実際に、日程調整のためのアプリやフォームが使われている現状
昨今、面会交流アプリなるものがあるそうです。ウェブサイトには開発、運営に直接的に弁護士が関与したような表記はありませんが、代表者の方からのメッセージには、次のようにあります。
養育費をもらえないことは貧困や経験格差につながります。両親の離婚が子どものハンデになってはいけません。
そのような思いから生まれました。(中略)
そのためにも養育費と面会交流は子どもへのメッセージであり、継続したほうが良いと考えています(DVなどの理由で困難な場合を除きます)。
しかし父母の関係などによって、それを妨げられる場合があります。
本アプリはそれを解決します。
面会交流が大切であることや、そのために父母間の調整の困難が面会交流の妨げになっていることについて、問題意識を持っておられることがわかります。
筆者は冒頭記載のアプリを推奨する意図はありません。しかし、時代の流れと共に世に現れた、この「面会交流アプリ」について考えたいと思います。

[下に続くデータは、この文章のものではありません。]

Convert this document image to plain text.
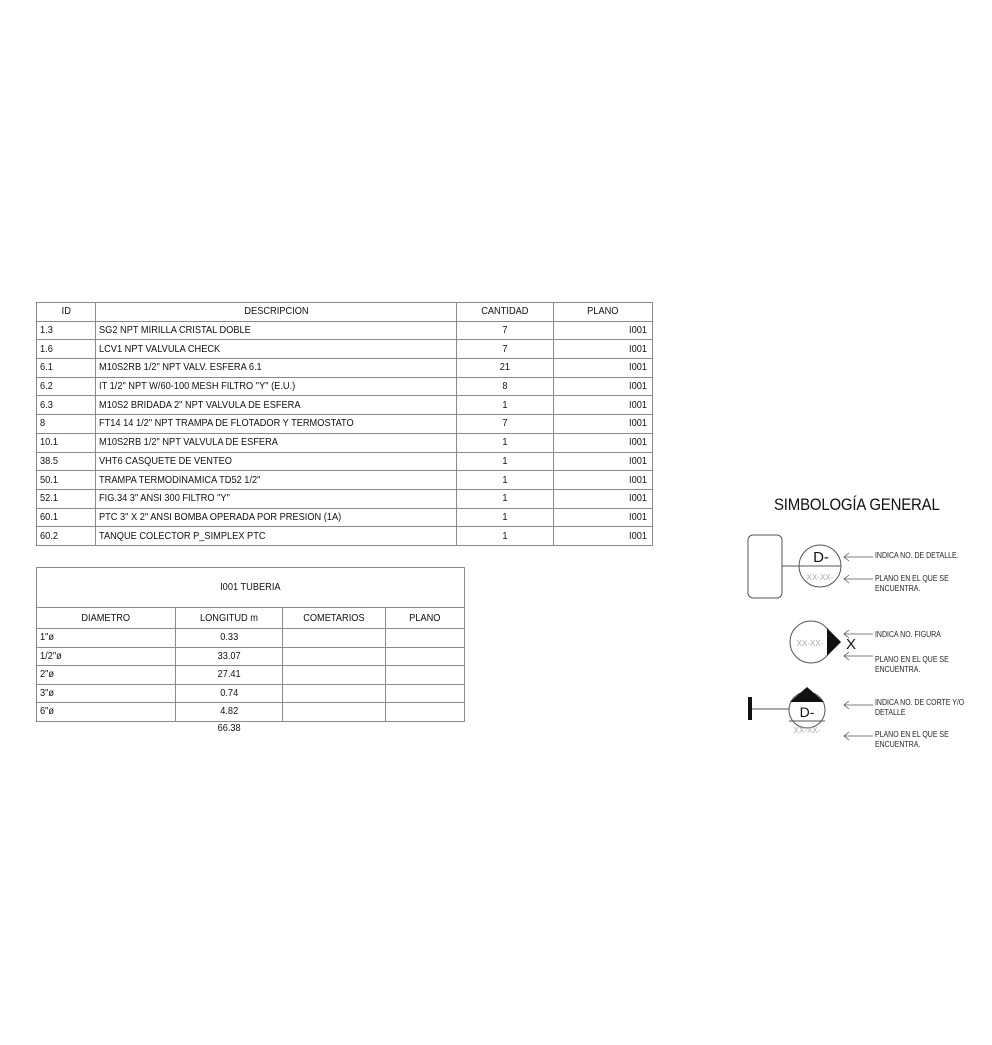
ID	DESCRIPCION	CANTIDAD	PLANO
1.3	SG2 NPT MIRILLA CRISTAL DOBLE	7	I001
1.6	LCV1 NPT VALVULA CHECK	7	I001
6.1	M10S2RB 1/2" NPT VALV. ESFERA 6.1	21	I001
6.2	IT 1/2" NPT W/60-100 MESH FILTRO "Y" (E.U.)	8	I001
6.3	M10S2 BRIDADA 2" NPT VALVULA DE ESFERA	1	I001
8	FT14 14 1/2" NPT TRAMPA DE FLOTADOR Y TERMOSTATO	7	I001
10.1	M10S2RB 1/2" NPT VALVULA DE ESFERA	1	I001
38.5	VHT6 CASQUETE DE VENTEO	1	I001
50.1	TRAMPA TERMODINAMICA TD52 1/2"	1	I001
52.1	FIG.34 3" ANSI 300 FILTRO "Y"	1	I001
60.1	PTC 3" X 2" ANSI BOMBA OPERADA POR PRESION (1A)	1	I001
60.2	TANQUE COLECTOR P_SIMPLEX PTC	1	I001
I001 TUBERIA
DIAMETRO	LONGITUD m	COMETARIOS	PLANO
1"ø	0.33		
1/2"ø	33.07		
2"ø	27.41		
3"ø	0.74		
6"ø	4.82		
66.38
SIMBOLOGÍA GENERAL
D-
XX-XX-
XX-XX- X
D-
XX-XX-
INDICA NO. DE DETALLE.
PLANO EN EL QUE SE
ENCUENTRA.
INDICA NO. FIGURA
PLANO EN EL QUE SE
ENCUENTRA.
INDICA NO. DE CORTE Y/O
DETALLE
PLANO EN EL QUE SE
ENCUENTRA.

この面会交流アプリですが、次第に、筆者が取り扱う事案の中で、実際にご当事者様方が利用を検討されたり、また、これに類する仕組み(既存のGoogle FormsやMicrosoft Formsなど)を用いる例も増えてきました。
筆者も、過去に調整のたびにけんかになってしまうお父様、お母様に対し、いわば飲み会調整ツールとして使われてきた「調整さん」や「伝助」を用いることを提案し、これによって「お二人の対立が減った」などという声も実際ありました。
「面会の調整」のためだけに機能するツールの利点とは
相談を受ける案件のなかには、「会うべきか、会わざるべきか」といったような、きわめて対立度の高いものもあります。「面会交流実施そのものの是非」そのものをめぐって争う事件については、一定の時間をかけて、家庭裁判所において調査官の調査に服し、然るべき結論をいただくほかないものもあります。

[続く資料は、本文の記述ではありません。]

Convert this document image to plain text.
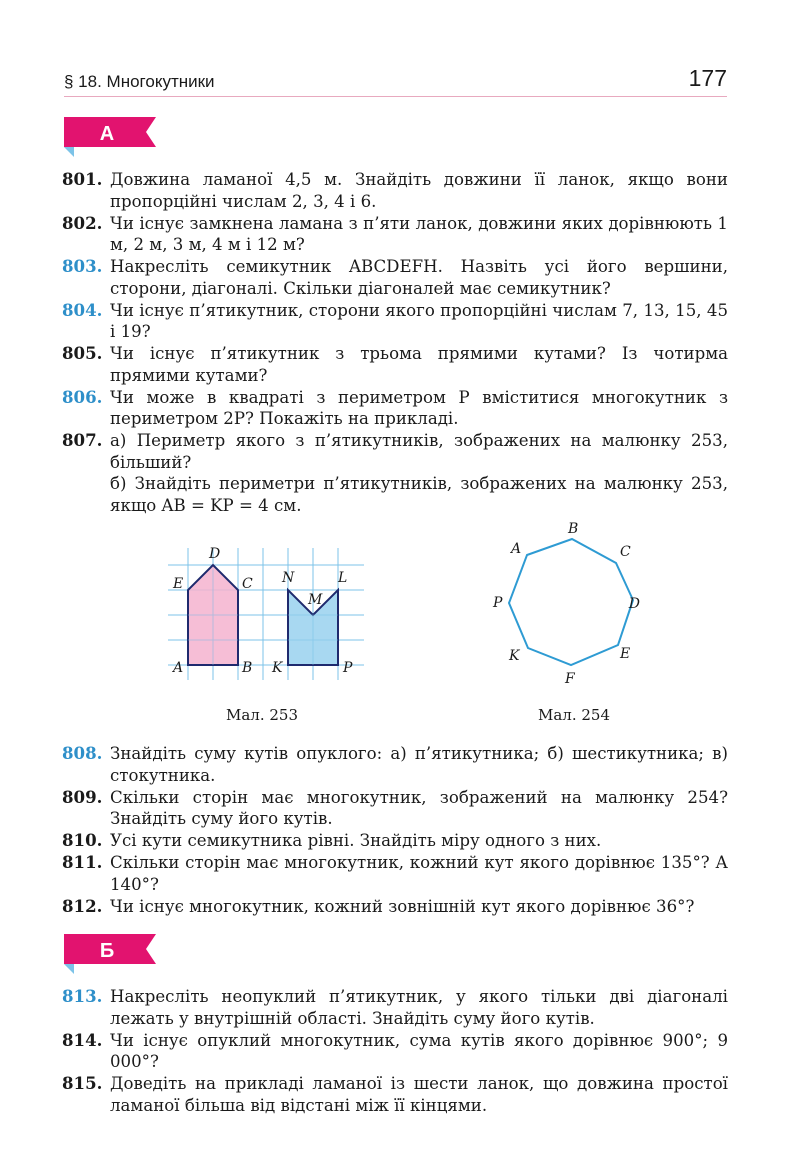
§ 18. Многокутники	177
А
801. Довжина ламаної 4,5 м. Знайдіть довжини її ланок, якщо вони пропорційні числам 2, 3, 4 і 6.
802. Чи існує замкнена ламана з п’яти ланок, довжини яких дорівнюють 1 м, 2 м, 3 м, 4 м і 12 м?
803. Накресліть семикутник ABCDEFH. Назвіть усі його вершини, сторони, діагоналі. Скільки діагоналей має семикутник?
804. Чи існує п’ятикутник, сторони якого пропорційні числам 7, 13, 15, 45 і 19?
805. Чи існує п’ятикутник з трьома прямими кутами? Із чотирма прямими кутами?
806. Чи може в квадраті з периметром P вміститися многокутник з периметром 2P? Покажіть на прикладі.
807. а) Периметр якого з п’ятикутників, зображених на малюнку 253, більший?
б) Знайдіть периметри п’ятикутників, зображених на малюнку 253, якщо AB = KP = 4 см.
D
E	C
A	B
N
M
L
K	P
A
B
C
D
E
F
K
P
Мал. 253	Мал. 254
808. Знайдіть суму кутів опуклого: а) п’ятикутника; б) шестикутника; в) стокутника.
809. Скільки сторін має многокутник, зображений на малюнку 254? Знайдіть суму його кутів.
810. Усі кути семикутника рівні. Знайдіть міру одного з них.
811. Скільки сторін має многокутник, кожний кут якого дорівнює 135°? А 140°?
812. Чи існує многокутник, кожний зовнішній кут якого дорівнює 36°?
Б
813. Накресліть неопуклий п’ятикутник, у якого тільки дві діагоналі лежать у внутрішній області. Знайдіть суму його кутів.
814. Чи існує опуклий многокутник, сума кутів якого дорівнює 900°; 9 000°?
815. Доведіть на прикладі ламаної із шести ланок, що довжина простої ламаної більша від відстані між її кінцями.
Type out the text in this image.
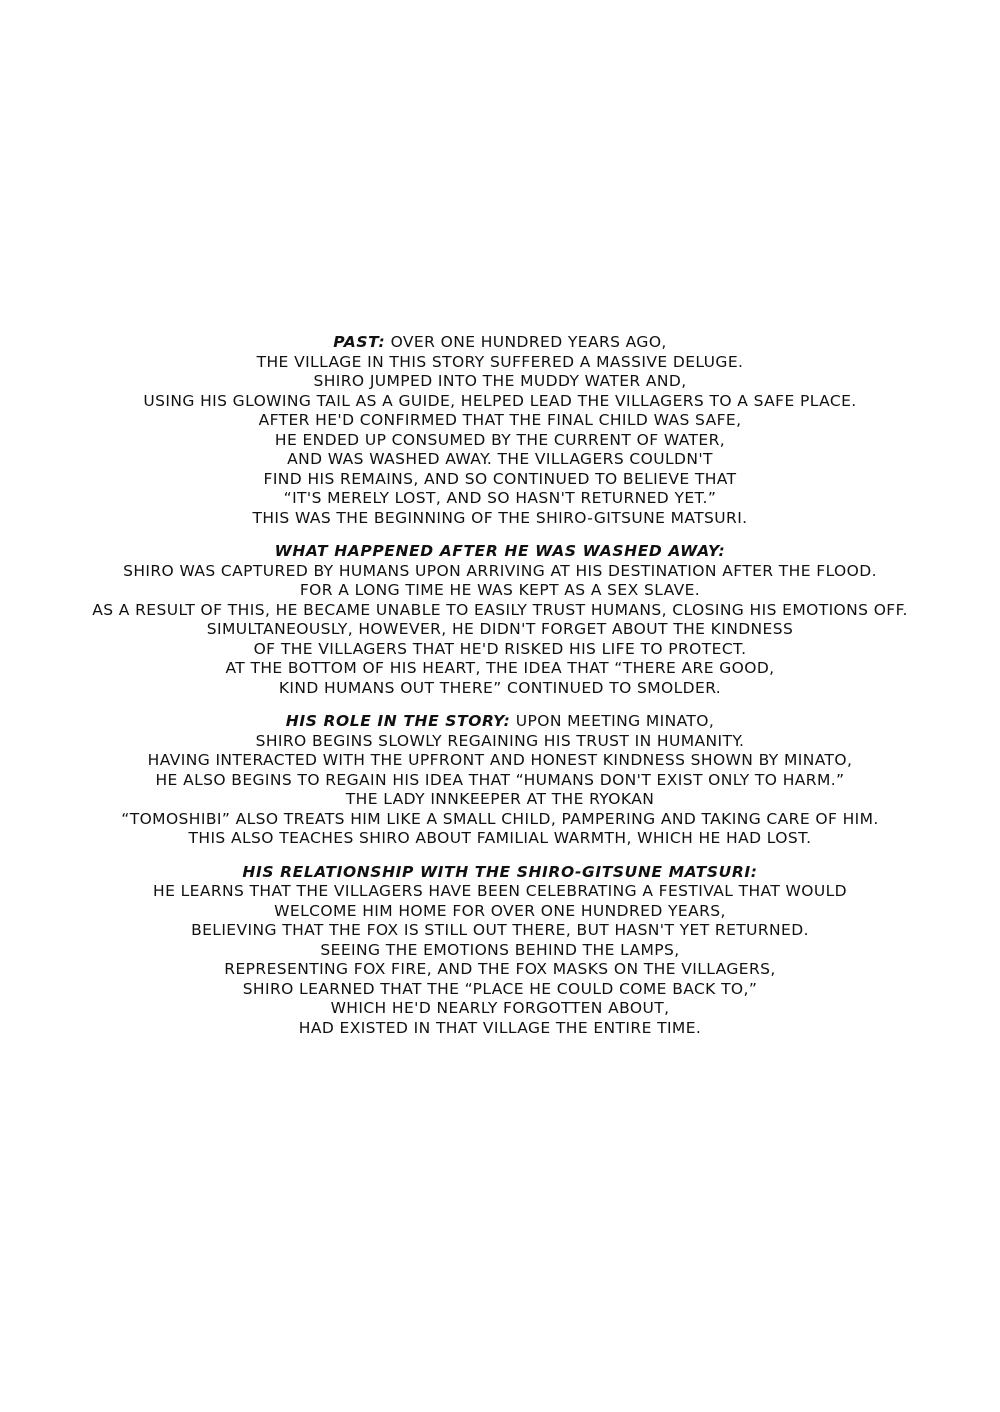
PAST: OVER ONE HUNDRED YEARS AGO,
THE VILLAGE IN THIS STORY SUFFERED A MASSIVE DELUGE.
SHIRO JUMPED INTO THE MUDDY WATER AND,
USING HIS GLOWING TAIL AS A GUIDE, HELPED LEAD THE VILLAGERS TO A SAFE PLACE.
AFTER HE'D CONFIRMED THAT THE FINAL CHILD WAS SAFE,
HE ENDED UP CONSUMED BY THE CURRENT OF WATER,
AND WAS WASHED AWAY. THE VILLAGERS COULDN'T
FIND HIS REMAINS, AND SO CONTINUED TO BELIEVE THAT
“IT'S MERELY LOST, AND SO HASN'T RETURNED YET.”
THIS WAS THE BEGINNING OF THE SHIRO-GITSUNE MATSURI.
WHAT HAPPENED AFTER HE WAS WASHED AWAY:
SHIRO WAS CAPTURED BY HUMANS UPON ARRIVING AT HIS DESTINATION AFTER THE FLOOD.
FOR A LONG TIME HE WAS KEPT AS A SEX SLAVE.
AS A RESULT OF THIS, HE BECAME UNABLE TO EASILY TRUST HUMANS, CLOSING HIS EMOTIONS OFF.
SIMULTANEOUSLY, HOWEVER, HE DIDN'T FORGET ABOUT THE KINDNESS
OF THE VILLAGERS THAT HE'D RISKED HIS LIFE TO PROTECT.
AT THE BOTTOM OF HIS HEART, THE IDEA THAT “THERE ARE GOOD,
KIND HUMANS OUT THERE” CONTINUED TO SMOLDER.
HIS ROLE IN THE STORY: UPON MEETING MINATO,
SHIRO BEGINS SLOWLY REGAINING HIS TRUST IN HUMANITY.
HAVING INTERACTED WITH THE UPFRONT AND HONEST KINDNESS SHOWN BY MINATO,
HE ALSO BEGINS TO REGAIN HIS IDEA THAT “HUMANS DON'T EXIST ONLY TO HARM.”
THE LADY INNKEEPER AT THE RYOKAN
“TOMOSHIBI” ALSO TREATS HIM LIKE A SMALL CHILD, PAMPERING AND TAKING CARE OF HIM.
THIS ALSO TEACHES SHIRO ABOUT FAMILIAL WARMTH, WHICH HE HAD LOST.
HIS RELATIONSHIP WITH THE SHIRO-GITSUNE MATSURI:
HE LEARNS THAT THE VILLAGERS HAVE BEEN CELEBRATING A FESTIVAL THAT WOULD
WELCOME HIM HOME FOR OVER ONE HUNDRED YEARS,
BELIEVING THAT THE FOX IS STILL OUT THERE, BUT HASN'T YET RETURNED.
SEEING THE EMOTIONS BEHIND THE LAMPS,
REPRESENTING FOX FIRE, AND THE FOX MASKS ON THE VILLAGERS,
SHIRO LEARNED THAT THE “PLACE HE COULD COME BACK TO,”
WHICH HE'D NEARLY FORGOTTEN ABOUT,
HAD EXISTED IN THAT VILLAGE THE ENTIRE TIME.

一方、「会うことはOK。問題はその頻度」といった案件では、実際のところ問題となっているのが面会交流の実施にあたっての父母間の調整方法にあった、という場合はとてもよくあります。
もともとは同居の夫婦であった父母間では、ついつい「わかってくれるはず」といった思いが勝り、ついついどちらかが言いすぎてしまうとかの問題が起こります。こういった場合、本来面会はOKだったのに「調整が負担だから、もういいや」といった方向に陥ってしまうこともままあります。
本来は父母が分かりあって面会の実現ができるのがよいのですが、なかなかそうもいかない。面会交流のアプリは、「ひと言言い過ぎ」の問題を排除して、面会の調整のためだけに機能するツールですから、その意味では、活用に一考の価値があるとは思います。